2001.10.01

【日本癌学会速報】 樹状細胞と癌細胞の融合細胞、皮内投与で進行癌12人中4人が症状改善

 生体内で最も強力な抗原提示細胞である、樹状細胞を用いる癌免疫療法が注目を集めているが、この樹状細胞と、患者自身の癌細胞ととの融合細胞を用いる「融合細胞療法」で、癌患者12人中4人が症状改善という有望な臨床成績が得られた。東京慈恵会医科大学内科の本間定氏らが昨年12月から開始したパイロット試験の結果で、9月28日の一般口演で報告された。

 樹状細胞は、細胞外から取り込んだ蛋白を分解処理し、生じたペプチドをナチュラルキラー細胞などが認識できる形で抗原として提示する作用を持つ。しかし、癌特異抗原を提示させた樹状細胞を用いる免疫療法では、抗原提示能が特に高い未成熟な樹状細胞の選別に手間がかかる上、効果的な抗原ペプチドの選択に困難な面が多かった。

 本間氏らは、癌細胞に樹状細胞を融合させると、融合細胞が自ら、免疫療法の標的となる抗原を提示することに着目。放射線照射で増殖能を無くした癌細胞と樹状細胞を融合させ、2〜3週間に1回、患者の鼠径部に皮内注射した。1回当たりの投与細胞数は1〜2×106個。

 3回以上の接種が可能だった12人について、8週後の臨床成績を調べたところ二人は死亡、3人は腫瘍が増大(PD)した。しかし、3人は腫瘍の増大が止まり(SD)、4人で癌性腹水の減少や腫瘍マーカー値の低下、リンパ節転移の縮小、癌性疼痛の軽減などが認められたという。

 なお、対象患者の癌種は胃癌が3人、大腸癌が3人、乳癌が3人、卵巣癌が3人、類上皮肉腫が一人で、臨床病期は大半がステージ4。症状改善がみられたのは、胃癌と乳癌で二人ずつだった。副作用は、胃癌患者のうち二人が発熱したほか、大腸癌患者の一人で癌からの出血がみられたが、いずれも軽微だったという。

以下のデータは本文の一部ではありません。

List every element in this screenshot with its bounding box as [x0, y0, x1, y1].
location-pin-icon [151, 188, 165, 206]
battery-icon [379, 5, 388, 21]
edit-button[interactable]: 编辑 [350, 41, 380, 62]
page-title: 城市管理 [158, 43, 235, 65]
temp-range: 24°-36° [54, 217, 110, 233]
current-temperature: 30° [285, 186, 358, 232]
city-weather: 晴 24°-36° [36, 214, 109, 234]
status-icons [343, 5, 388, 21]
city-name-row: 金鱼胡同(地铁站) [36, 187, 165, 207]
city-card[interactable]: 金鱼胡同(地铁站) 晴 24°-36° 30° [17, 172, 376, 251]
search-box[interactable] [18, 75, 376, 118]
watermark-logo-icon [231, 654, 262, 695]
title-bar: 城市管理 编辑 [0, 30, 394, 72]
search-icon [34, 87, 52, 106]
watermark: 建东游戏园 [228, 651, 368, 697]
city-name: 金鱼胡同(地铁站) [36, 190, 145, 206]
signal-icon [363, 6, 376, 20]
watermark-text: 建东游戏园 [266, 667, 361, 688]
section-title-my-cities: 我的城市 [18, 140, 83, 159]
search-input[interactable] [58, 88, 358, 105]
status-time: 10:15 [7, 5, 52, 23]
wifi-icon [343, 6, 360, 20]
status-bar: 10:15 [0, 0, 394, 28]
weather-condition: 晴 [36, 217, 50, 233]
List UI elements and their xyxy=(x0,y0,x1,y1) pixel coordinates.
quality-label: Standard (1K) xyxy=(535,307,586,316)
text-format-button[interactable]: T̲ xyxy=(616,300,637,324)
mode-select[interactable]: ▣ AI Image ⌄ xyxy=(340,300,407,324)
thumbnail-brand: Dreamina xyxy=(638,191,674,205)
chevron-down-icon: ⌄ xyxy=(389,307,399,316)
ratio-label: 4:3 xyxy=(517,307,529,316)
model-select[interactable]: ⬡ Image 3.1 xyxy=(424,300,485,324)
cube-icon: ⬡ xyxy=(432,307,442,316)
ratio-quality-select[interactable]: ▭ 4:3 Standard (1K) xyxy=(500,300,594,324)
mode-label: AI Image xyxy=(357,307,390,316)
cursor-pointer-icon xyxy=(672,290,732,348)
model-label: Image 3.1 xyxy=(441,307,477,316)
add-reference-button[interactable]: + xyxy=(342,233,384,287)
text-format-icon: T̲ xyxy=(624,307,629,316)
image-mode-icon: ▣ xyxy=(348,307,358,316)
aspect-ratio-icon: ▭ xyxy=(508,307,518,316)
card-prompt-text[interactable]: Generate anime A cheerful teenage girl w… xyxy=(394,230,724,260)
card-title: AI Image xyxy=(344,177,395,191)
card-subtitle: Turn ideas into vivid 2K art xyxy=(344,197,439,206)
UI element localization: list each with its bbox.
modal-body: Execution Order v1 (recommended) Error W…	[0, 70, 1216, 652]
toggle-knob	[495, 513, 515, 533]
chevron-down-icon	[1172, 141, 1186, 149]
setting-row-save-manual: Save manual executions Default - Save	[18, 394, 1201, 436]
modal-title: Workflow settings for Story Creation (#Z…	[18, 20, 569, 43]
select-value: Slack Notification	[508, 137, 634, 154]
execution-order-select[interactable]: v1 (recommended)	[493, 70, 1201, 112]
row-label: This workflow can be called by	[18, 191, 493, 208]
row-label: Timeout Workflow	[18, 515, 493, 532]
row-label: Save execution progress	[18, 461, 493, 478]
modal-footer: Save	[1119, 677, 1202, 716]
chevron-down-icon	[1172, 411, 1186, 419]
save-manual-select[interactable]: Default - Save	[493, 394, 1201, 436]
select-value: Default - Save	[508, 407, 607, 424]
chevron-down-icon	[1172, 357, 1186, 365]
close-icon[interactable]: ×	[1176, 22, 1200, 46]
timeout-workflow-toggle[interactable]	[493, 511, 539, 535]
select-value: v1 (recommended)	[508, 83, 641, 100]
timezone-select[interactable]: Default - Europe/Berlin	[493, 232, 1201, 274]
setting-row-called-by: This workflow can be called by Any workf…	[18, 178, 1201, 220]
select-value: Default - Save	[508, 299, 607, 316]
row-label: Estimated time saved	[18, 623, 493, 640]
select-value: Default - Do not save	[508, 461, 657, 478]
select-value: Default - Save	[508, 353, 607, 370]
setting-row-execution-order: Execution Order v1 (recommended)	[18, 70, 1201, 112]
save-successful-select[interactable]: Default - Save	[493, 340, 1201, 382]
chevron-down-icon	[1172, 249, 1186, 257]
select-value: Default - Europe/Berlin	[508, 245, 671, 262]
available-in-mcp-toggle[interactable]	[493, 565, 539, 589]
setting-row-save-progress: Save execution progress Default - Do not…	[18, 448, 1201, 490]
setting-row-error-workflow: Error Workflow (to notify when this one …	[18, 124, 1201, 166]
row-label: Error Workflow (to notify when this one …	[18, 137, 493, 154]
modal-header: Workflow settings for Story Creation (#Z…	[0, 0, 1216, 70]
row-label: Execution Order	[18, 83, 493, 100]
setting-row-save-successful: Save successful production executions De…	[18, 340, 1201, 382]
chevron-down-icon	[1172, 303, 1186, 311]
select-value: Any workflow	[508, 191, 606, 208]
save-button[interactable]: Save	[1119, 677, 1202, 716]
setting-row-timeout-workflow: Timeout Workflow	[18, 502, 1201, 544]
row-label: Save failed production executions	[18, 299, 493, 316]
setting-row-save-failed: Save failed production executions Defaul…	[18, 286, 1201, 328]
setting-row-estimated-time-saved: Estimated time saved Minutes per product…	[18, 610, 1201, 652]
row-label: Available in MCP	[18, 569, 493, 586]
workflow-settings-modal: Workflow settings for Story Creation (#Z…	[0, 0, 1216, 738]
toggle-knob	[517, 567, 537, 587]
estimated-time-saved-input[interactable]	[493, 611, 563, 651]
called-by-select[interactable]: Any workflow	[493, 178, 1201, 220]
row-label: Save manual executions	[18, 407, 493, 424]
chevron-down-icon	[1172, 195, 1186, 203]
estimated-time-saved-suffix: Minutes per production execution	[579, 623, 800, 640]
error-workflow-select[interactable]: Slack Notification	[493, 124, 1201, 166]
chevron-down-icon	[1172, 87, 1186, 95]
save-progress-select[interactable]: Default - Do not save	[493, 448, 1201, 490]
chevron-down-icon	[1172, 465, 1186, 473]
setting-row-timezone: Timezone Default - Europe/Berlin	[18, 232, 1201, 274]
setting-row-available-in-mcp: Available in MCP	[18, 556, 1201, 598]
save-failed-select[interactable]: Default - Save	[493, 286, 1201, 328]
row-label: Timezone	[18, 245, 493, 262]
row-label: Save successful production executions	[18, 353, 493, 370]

 融合細胞を用いる癌免疫療法の特徴は、従来の免疫療法と比べ、非常に反応が早い点だ。本間氏は「効果が出る人には、1カ月から1カ月半で、症状の改善が現れる。逆に、その時期までに反応が現れない人では、長期的に続けても効果は出ない」との印象を持っているという。こうした知見の地道な積み重ねから、真に臨床に資する免疫療法が開発されることを期待したい。